All of this is, of course, further validation along with Microsoft’s Surface push of the approach Apple has long taken to tightly integrating hardware and software. It’s increasingly clear that the best results in hardware are achieved by those who can combine hardware and software in such a way, preferably with tight control of the whole process, and Google would get a lot closer to that goal through this acquisition. The big question still remains what happens to whatever’s left of HTC, which presumably will abandon making smartphones and focus on its Vive VR efforts, something that’s going to be a tough proposition in an increasingly competitive market. I’m still surprised that Google isn’t taking over the whole thing, because it could clearly benefit from the Vive assets as it seeks to deepen its own Daydream VR capabilities.
Evan Blass, who used to publish leaks anonymously under the pseudonym Evleaks and has a great track record of accurate reporting, claims these are pictures of the forthcoming Samsung Galaxy S8. The main changes are a full screen front, with the fingerprint sensor moved to the back, while charging switches from micro USB to USB-C, and Samsung retains the headphone jack. The smaller bezel approach has been widely rumored for the next iPhone this fall, and I think what we’re seeing here to some extent is the same rush into smartwatches in the year or two before the Apple Watch emerged, driven by rumors of where Apple was going. In the smartwatch category, we saw a variety of failed attempts to create something compelling only for the Apple Watch to dominate the market when it launched, and you always have to wonder with this pre-emptive following whether competitors will really be able to crack the concept in a way that’s as compelling as whatever Apple releases. Xiaomi already has an essentially bezel-less phone, LG is reported to be moving in that direction, and now Samsung supposedly is too. It’ll be very interesting to see how this space looks at the end of the year once all these phones (including a new iPhone) are on the market.
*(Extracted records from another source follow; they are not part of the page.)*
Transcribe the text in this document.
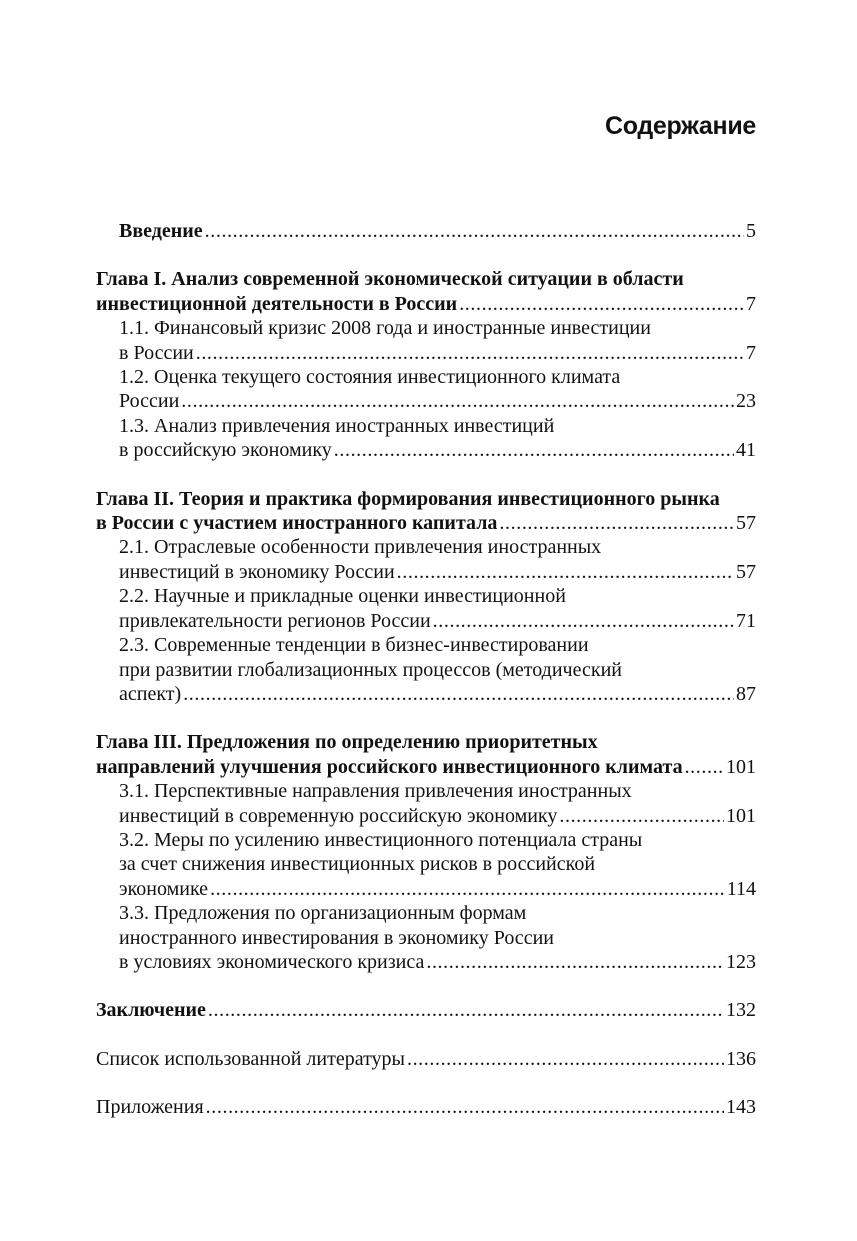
Содержание
Введение . . .	5
Глава I. Анализ современной экономической ситуации в области
инвестиционной деятельности в России . . .	7
1.1. Финансовый кризис 2008 года и иностранные инвестиции
в России . . .	7
1.2. Оценка текущего состояния инвестиционного климата
России . . .	23
1.3. Анализ привлечения иностранных инвестиций
в российскую экономику . . .	41
Глава II. Теория и практика формирования инвестиционного рынка
в России с участием иностранного капитала . . .	57
2.1. Отраслевые особенности привлечения иностранных
инвестиций в экономику России . . .	57
2.2. Научные и прикладные оценки инвестиционной
привлекательности регионов России . . .	71
2.3. Современные тенденции в бизнес-инвестировании
при развитии глобализационных процессов (методический
аспект) . . .	87
Глава III. Предложения по определению приоритетных
направлений улучшения российского инвестиционного климата . . . 101
3.1. Перспективные направления привлечения иностранных
инвестиций в современную российскую экономику . . .	101
3.2. Меры по усилению инвестиционного потенциала страны
за счет снижения инвестиционных рисков в российской
экономике . . .	114
3.3. Предложения по организационным формам
иностранного инвестирования в экономику России
в условиях экономического кризиса . . .	123
Заключение . . .	132
Список использованной литературы . . .	136
Приложения . . .	143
It’s always seemed almost a point of pride with Snapchat that its user interface is unintuitive and hard to navigate, so it’s a bit surprising to see it engage in such a significant redesign of its app. But this may well make the app less intimidating to new users who’ve been put off by the previous arcane user interface, which may be an indication that Snap wants to broaden the appeal of its app beyond its current target market.